The master of ceremonies for the meeting was Aznar, in his position as FAES President (Foundation for Analysis and Social Studies), a “think tank” connected organically with the Popular Party. Others, such as the Heritage Foundation, the Cato Institute and the Atlas Economic Research Institute, representing the most recalcitrant part of the U.S. rightwing, were also highly visible at the event and sent their most illustrious representatives. A previous article, also published at Rebelión (see Marcos Roitman, “Aznar and the FAES in Latin America,” Feb. 20, 2008.) described and analyzed with great clarity the nature of this conservative project.

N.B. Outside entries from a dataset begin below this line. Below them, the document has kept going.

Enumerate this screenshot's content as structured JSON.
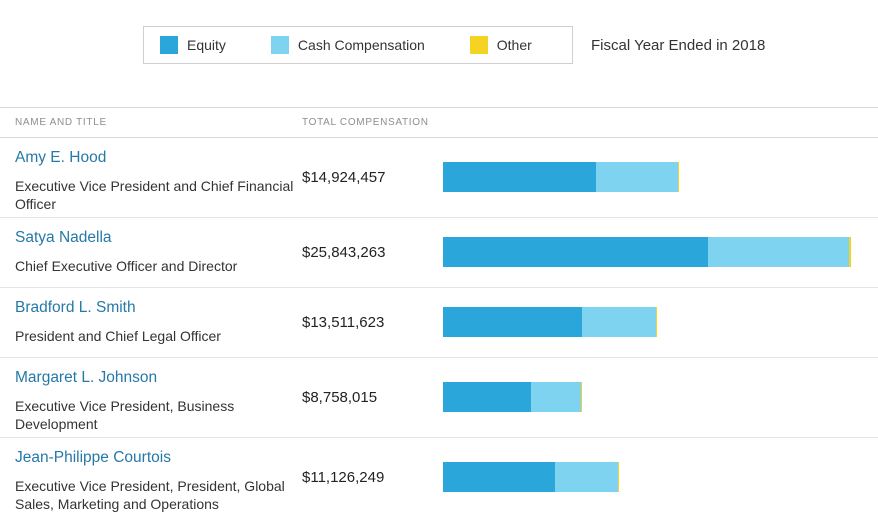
{
  "header": {
    "fiscal_year_label": "Fiscal Year Ended in 2018"
  },
  "legend": {
    "items": [
      {
        "label": "Equity",
        "color": "#2BA6DB"
      },
      {
        "label": "Cash Compensation",
        "color": "#7ED3F0"
      },
      {
        "label": "Other",
        "color": "#F5D323"
      }
    ]
  },
  "table": {
    "col_name_title": "NAME AND TITLE",
    "col_total_comp": "TOTAL COMPENSATION"
  },
  "chart_data": {
    "type": "bar",
    "orientation": "horizontal",
    "stacked": true,
    "title": "Executive compensation, Fiscal Year Ended in 2018",
    "legend_entries": [
      "Equity",
      "Cash Compensation",
      "Other"
    ],
    "legend_position": "top",
    "grid": false,
    "xlim": [
      0,
      25843263
    ],
    "colors": {
      "equity": "#2BA6DB",
      "cash": "#7ED3F0",
      "other": "#F5D323"
    },
    "rows": [
      {
        "name": "Amy E. Hood",
        "title": "Executive Vice President and Chief Financial Officer",
        "total_label": "$14,924,457",
        "total": 14924457,
        "equity": 9704764,
        "cash": 5208787,
        "other": 10906
      },
      {
        "name": "Satya Nadella",
        "title": "Chief Executive Officer and Director",
        "total_label": "$25,843,263",
        "total": 25843263,
        "equity": 16807208,
        "cash": 8925000,
        "other": 111055
      },
      {
        "name": "Bradford L. Smith",
        "title": "President and Chief Legal Officer",
        "total_label": "$13,511,623",
        "total": 13511623,
        "equity": 8809274,
        "cash": 4691191,
        "other": 11158
      },
      {
        "name": "Margaret L. Johnson",
        "title": "Executive Vice President, Business Development",
        "total_label": "$8,758,015",
        "total": 8758015,
        "equity": 5604797,
        "cash": 3136893,
        "other": 16325
      },
      {
        "name": "Jean-Philippe Courtois",
        "title": "Executive Vice President, President, Global Sales, Marketing and Operations",
        "total_label": "$11,126,249",
        "total": 11126249,
        "equity": 7065188,
        "cash": 4025112,
        "other": 35949
      }
    ]
  }
}
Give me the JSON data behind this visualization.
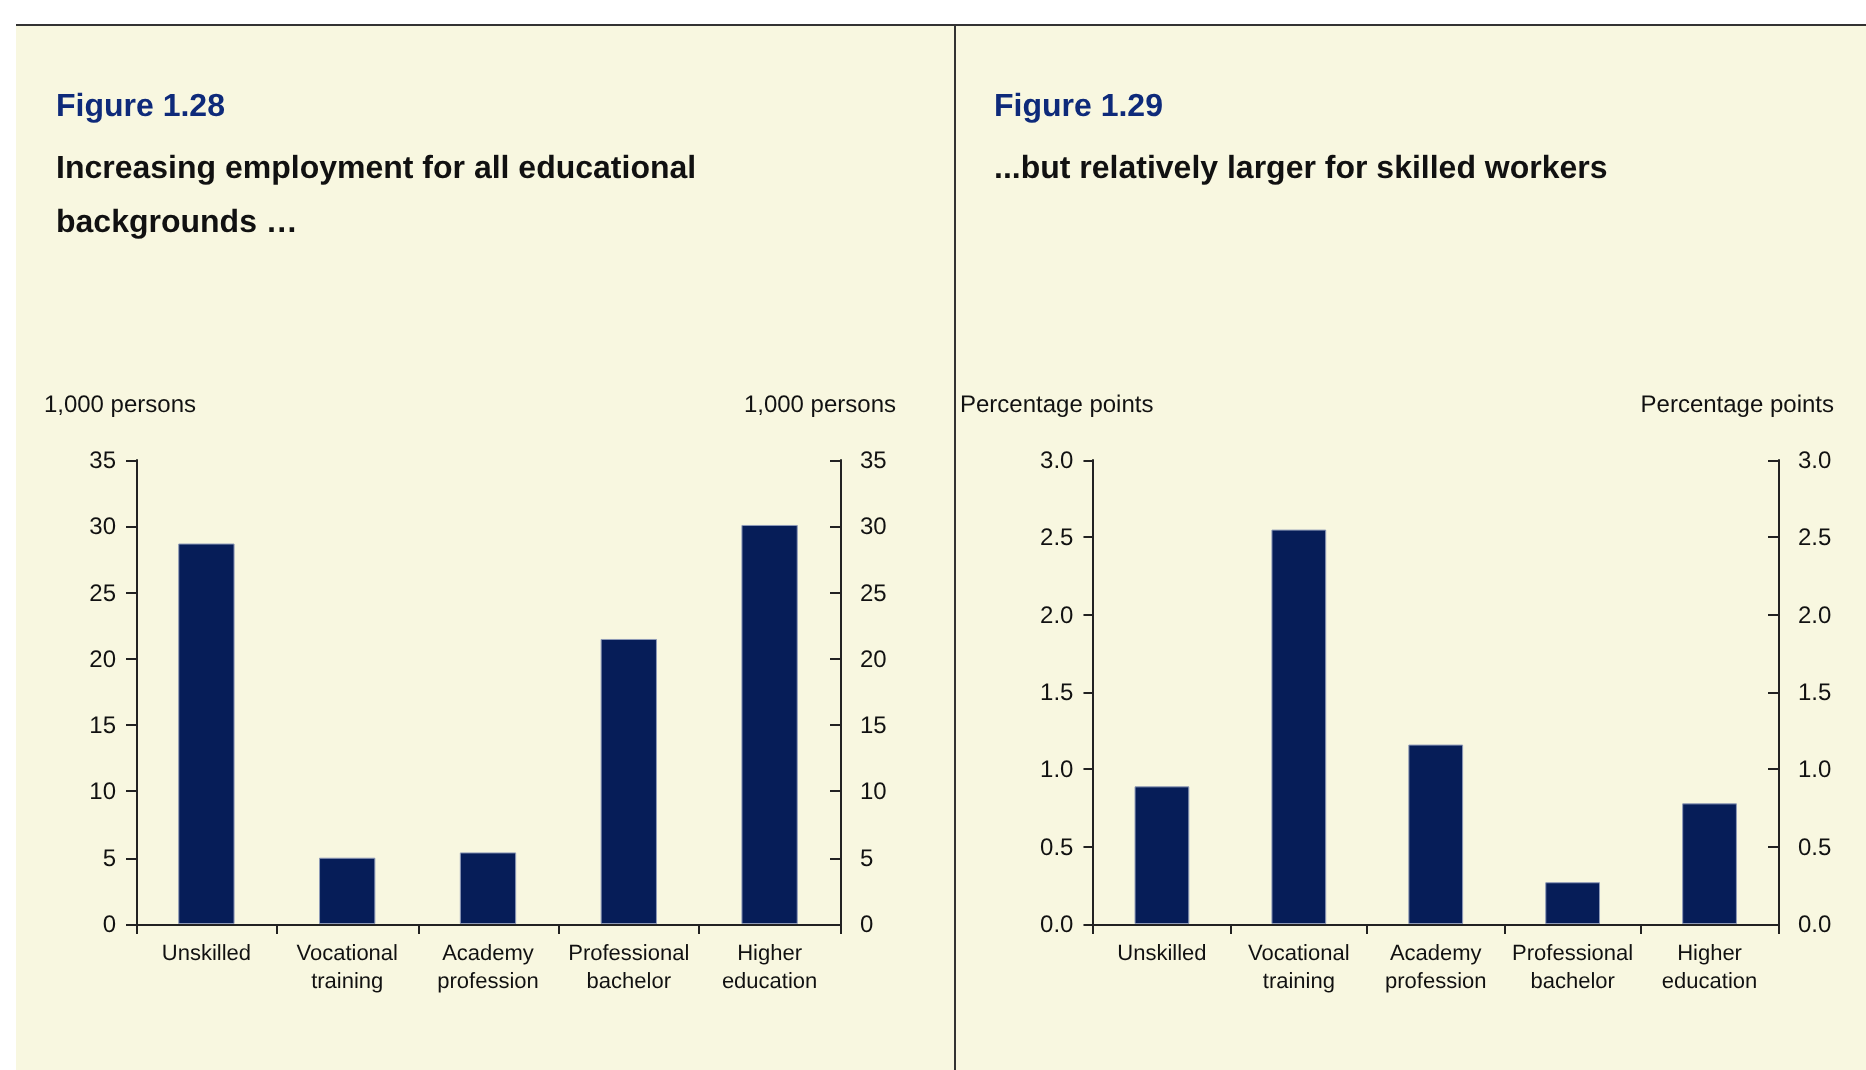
{
  "chart_data": [
    {
      "type": "bar",
      "title": "Figure 1.28",
      "subtitle": "Increasing employment for all educational backgrounds …",
      "ylabel": "1,000 persons",
      "y2label": "1,000 persons",
      "categories": [
        "Unskilled",
        "Vocational\ntraining",
        "Academy\nprofession",
        "Professional\nbachelor",
        "Higher\neducation"
      ],
      "values": [
        28.7,
        5.0,
        5.4,
        21.5,
        30.1
      ],
      "color": "#061d58",
      "ylim": [
        0,
        35
      ],
      "yticks": [
        0,
        5,
        10,
        15,
        20,
        25,
        30,
        35
      ],
      "y2lim": [
        0,
        35
      ],
      "y2ticks": [
        0,
        5,
        10,
        15,
        20,
        25,
        30,
        35
      ],
      "grid": false
    },
    {
      "type": "bar",
      "title": "Figure 1.29",
      "subtitle": "...but relatively larger for skilled workers",
      "ylabel": "Percentage points",
      "y2label": "Percentage points",
      "categories": [
        "Unskilled",
        "Vocational\ntraining",
        "Academy\nprofession",
        "Professional\nbachelor",
        "Higher\neducation"
      ],
      "values": [
        0.89,
        2.55,
        1.16,
        0.27,
        0.78
      ],
      "color": "#061d58",
      "ylim": [
        0,
        3.0
      ],
      "yticks": [
        {
          "value": 0,
          "label": "0.0"
        },
        0.5,
        {
          "value": 1,
          "label": "1.0"
        },
        1.5,
        {
          "value": 2,
          "label": "2.0"
        },
        2.5,
        {
          "value": 3,
          "label": "3.0"
        }
      ],
      "y2lim": [
        0,
        3.0
      ],
      "y2ticks": [
        {
          "value": 0,
          "label": "0.0"
        },
        0.5,
        {
          "value": 1,
          "label": "1.0"
        },
        1.5,
        {
          "value": 2,
          "label": "2.0"
        },
        2.5,
        {
          "value": 3,
          "label": "3.0"
        }
      ],
      "grid": false
    }
  ]
}
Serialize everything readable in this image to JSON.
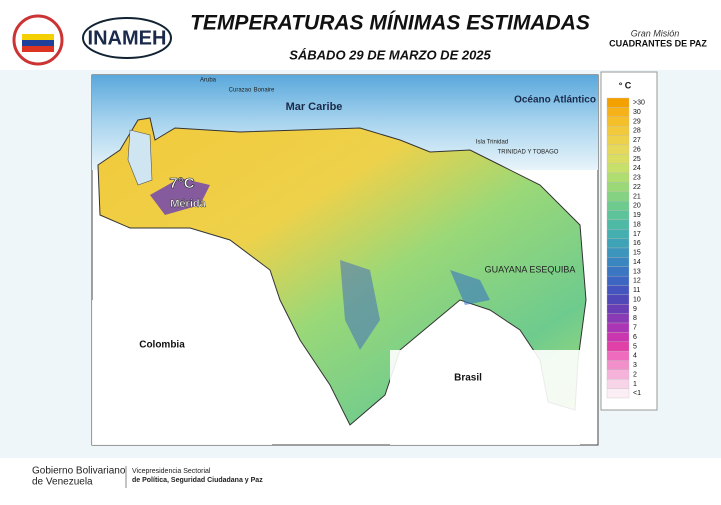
{
  "header": {
    "title": "TEMPERATURAS MÍNIMAS ESTIMADAS",
    "date": "SÁBADO 29 DE MARZO DE 2025",
    "logo": "INAMEH",
    "mission_line1": "Gran Misión",
    "mission_line2": "CUADRANTES DE PAZ"
  },
  "map": {
    "labels": {
      "sea": "Mar Caribe",
      "ocean": "Océano Atlántico",
      "colombia": "Colombia",
      "brasil": "Brasil",
      "esequibo": "GUAYANA ESEQUIBA",
      "aruba": "Aruba",
      "curazao": "Curazao",
      "bonaire": "Bonaire",
      "trinidad": "TRINIDAD Y TOBAGO",
      "isla_trinidad": "Isla Trinidad"
    },
    "highlight": {
      "value": "7°C",
      "place": "Mérida"
    }
  },
  "legend": {
    "unit": "° C",
    "entries": [
      {
        "label": ">30",
        "color": "#f4a100"
      },
      {
        "label": "30",
        "color": "#f7b21a"
      },
      {
        "label": "29",
        "color": "#f5bf2a"
      },
      {
        "label": "28",
        "color": "#f2c93a"
      },
      {
        "label": "27",
        "color": "#eed14a"
      },
      {
        "label": "26",
        "color": "#e6d85a"
      },
      {
        "label": "25",
        "color": "#d9de62"
      },
      {
        "label": "24",
        "color": "#c6e06a"
      },
      {
        "label": "23",
        "color": "#b0dd70"
      },
      {
        "label": "22",
        "color": "#9ad878"
      },
      {
        "label": "21",
        "color": "#84d282"
      },
      {
        "label": "20",
        "color": "#6ecb8e"
      },
      {
        "label": "19",
        "color": "#5cc39a"
      },
      {
        "label": "18",
        "color": "#4ebaa6"
      },
      {
        "label": "17",
        "color": "#45afb0"
      },
      {
        "label": "16",
        "color": "#3fa3b8"
      },
      {
        "label": "15",
        "color": "#3b95bd"
      },
      {
        "label": "14",
        "color": "#3986c0"
      },
      {
        "label": "13",
        "color": "#3a76c2"
      },
      {
        "label": "12",
        "color": "#3d66c2"
      },
      {
        "label": "11",
        "color": "#4455bf"
      },
      {
        "label": "10",
        "color": "#5048b8"
      },
      {
        "label": "9",
        "color": "#6a3fb5"
      },
      {
        "label": "8",
        "color": "#8a3ab5"
      },
      {
        "label": "7",
        "color": "#ab36b5"
      },
      {
        "label": "6",
        "color": "#c936b0"
      },
      {
        "label": "5",
        "color": "#e040a8"
      },
      {
        "label": "4",
        "color": "#ef6bbe"
      },
      {
        "label": "3",
        "color": "#f290cc"
      },
      {
        "label": "2",
        "color": "#f5b3da"
      },
      {
        "label": "1",
        "color": "#f8d4e8"
      },
      {
        "label": "<1",
        "color": "#fbeef5"
      }
    ]
  },
  "footer": {
    "gov_line1": "Gobierno Bolivariano",
    "gov_line2": "de Venezuela",
    "vp_line1": "Vicepresidencia Sectorial",
    "vp_line2": "de Política, Seguridad Ciudadana y Paz"
  }
}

Faced with this we can hardly resist adding that just listing the names of these people and their institutions brings to mind an extraordinary Italian film from the seventies, directed by Francesco Rosi: Cadáveres excelentes (Excellent Corpses), which revealed the close ties between the political leadership, the ruling class and the Italian mafia at the time. The analogy couldn’t have been more on point as a reference to the ghostly attendees at this meeting, gathered under the theme: “The Challenges of Latin America.”
What was sought with this conclave? Three things. Let’s start with the most cyclical: an attempt to eclipse the great celebrations being prepared for mid-June in commemoration of the 80th anniversary of Che Guevara’s birth, in Rosario itself. As one might have expected, one thing that was not in evidence at the FAES meeting was dazzling brilliance. As such, the organizers of the June festivities can rest easy.